Trente représentants des pouvoirs publics allemands et de la communauté musulmane ont été "unanimes" pour réclamer cette reprise en dépit des risques, s'est félicité le ministre conservateur allemand de l'Intérieur Wolfgang Schäuble, qui a présidé la réunion.
"Nous avons tous été d'avis que la production soit présentée le plus rapidement possible", a-t-il dit à la conférence de presse de clôture de la réunion. Et d'annoncer au nom des participants: "nous voulons faire un geste en y allant ensemble". Il a estimé que deux jours de débat sur ce sujet "sont assez".
La déprogrammation de la mise en scène d'"Idomeneo" (1781) de Mozart --provocatrice pour l'islam comme pour d'autres religions-- par le Deutsche Oper, l'opéra de Berlin-ouest, est fustigée depuis mardi par l'ensemble de la classe politique allemande et la plupart des associations musulmanes au nom de la liberté d'expression.
Dans l'une des scènes du metteur en scène Hans Neuenfels, le roi de Crète Idoménée rapporte les têtes de Poséidon, de Jesus, de Bouddha et de Mahomet et les pose sur quatre chaises.
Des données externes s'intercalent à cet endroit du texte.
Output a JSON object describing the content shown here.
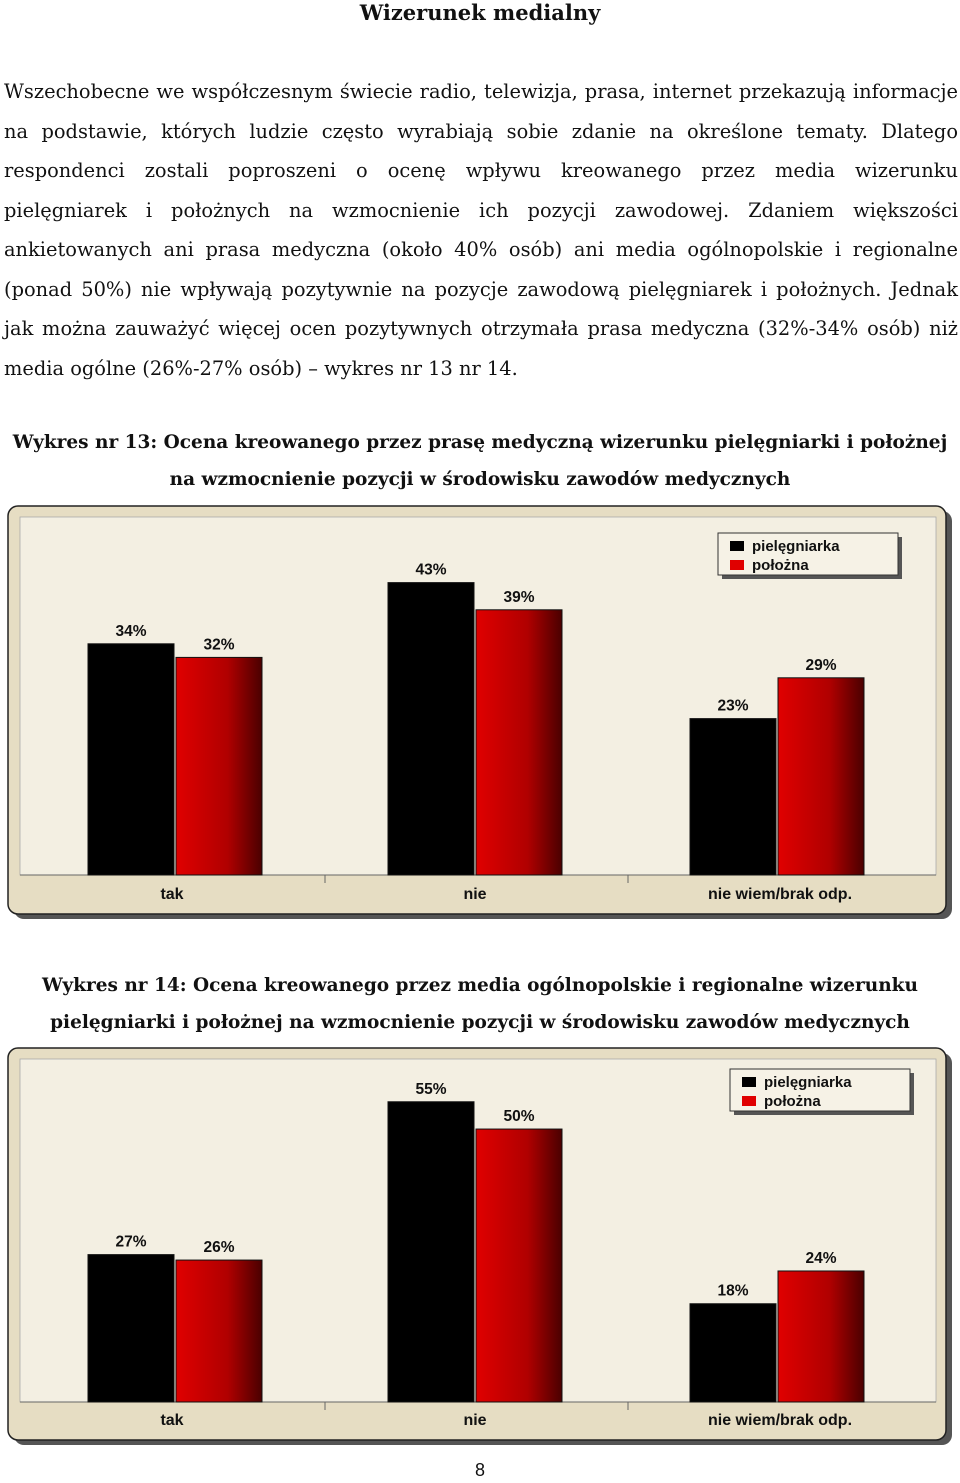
{
  "heading": "Wizerunek medialny",
  "paragraph": "Wszechobecne we współczesnym świecie radio, telewizja, prasa, internet przekazują informacje na podstawie, których ludzie często wyrabiają sobie zdanie na określone tematy. Dlatego respondenci zostali poproszeni o ocenę wpływu kreowanego przez media wizerunku pielęgniarek i położnych na wzmocnienie ich pozycji zawodowej. Zdaniem większości ankietowanych ani prasa medyczna (około 40% osób) ani media ogólnopolskie i regionalne (ponad 50%) nie wpływają pozytywnie na pozycje zawodową pielęgniarek i położnych. Jednak jak można zauważyć więcej ocen pozytywnych otrzymała prasa medyczna (32%-34% osób) niż media ogólne (26%-27% osób) – wykres nr 13 nr 14.",
  "colors": {
    "pielegniarka": "#000000",
    "polozna": "#e00000",
    "plot_bg": "#f3efe2",
    "frame": "#e6ddc3"
  },
  "chart_data": [
    {
      "type": "bar",
      "title": "Wykres nr 13: Ocena kreowanego przez prasę medyczną wizerunku pielęgniarki i położnej na wzmocnienie pozycji w środowisku zawodów medycznych",
      "categories": [
        "tak",
        "nie",
        "nie wiem/brak odp."
      ],
      "series": [
        {
          "name": "pielęgniarka",
          "values": [
            34,
            43,
            23
          ],
          "labels": [
            "34%",
            "43%",
            "23%"
          ]
        },
        {
          "name": "położna",
          "values": [
            32,
            39,
            29
          ],
          "labels": [
            "32%",
            "39%",
            "29%"
          ]
        }
      ],
      "ylim": [
        0,
        50
      ],
      "legend": "top-right",
      "grid": false
    },
    {
      "type": "bar",
      "title": "Wykres nr 14: Ocena kreowanego przez media ogólnopolskie i regionalne wizerunku pielęgniarki i położnej na wzmocnienie pozycji w środowisku zawodów medycznych",
      "categories": [
        "tak",
        "nie",
        "nie wiem/brak odp."
      ],
      "series": [
        {
          "name": "pielęgniarka",
          "values": [
            27,
            55,
            18
          ],
          "labels": [
            "27%",
            "55%",
            "18%"
          ]
        },
        {
          "name": "położna",
          "values": [
            26,
            50,
            24
          ],
          "labels": [
            "26%",
            "50%",
            "24%"
          ]
        }
      ],
      "ylim": [
        0,
        61
      ],
      "legend": "top-right",
      "grid": false
    }
  ],
  "page_number": "8"
}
Tout en affirmant qu'il fallait toujours prendre au sérieux des risques potentiels, le ministre a réaffirmé que la déprogrammation était une "erreur".
Cette nouvelle polémique intervient après celles des caricatures de Mahomet dans la presse danoise, l'hiver dernier, et du discours du pape Benoît XVI, qui, le 12 septembre en Bavière, avait établi un lien entre islam et violence. Les deux cas avaient déclenché des manifestations, dans le monde musulman.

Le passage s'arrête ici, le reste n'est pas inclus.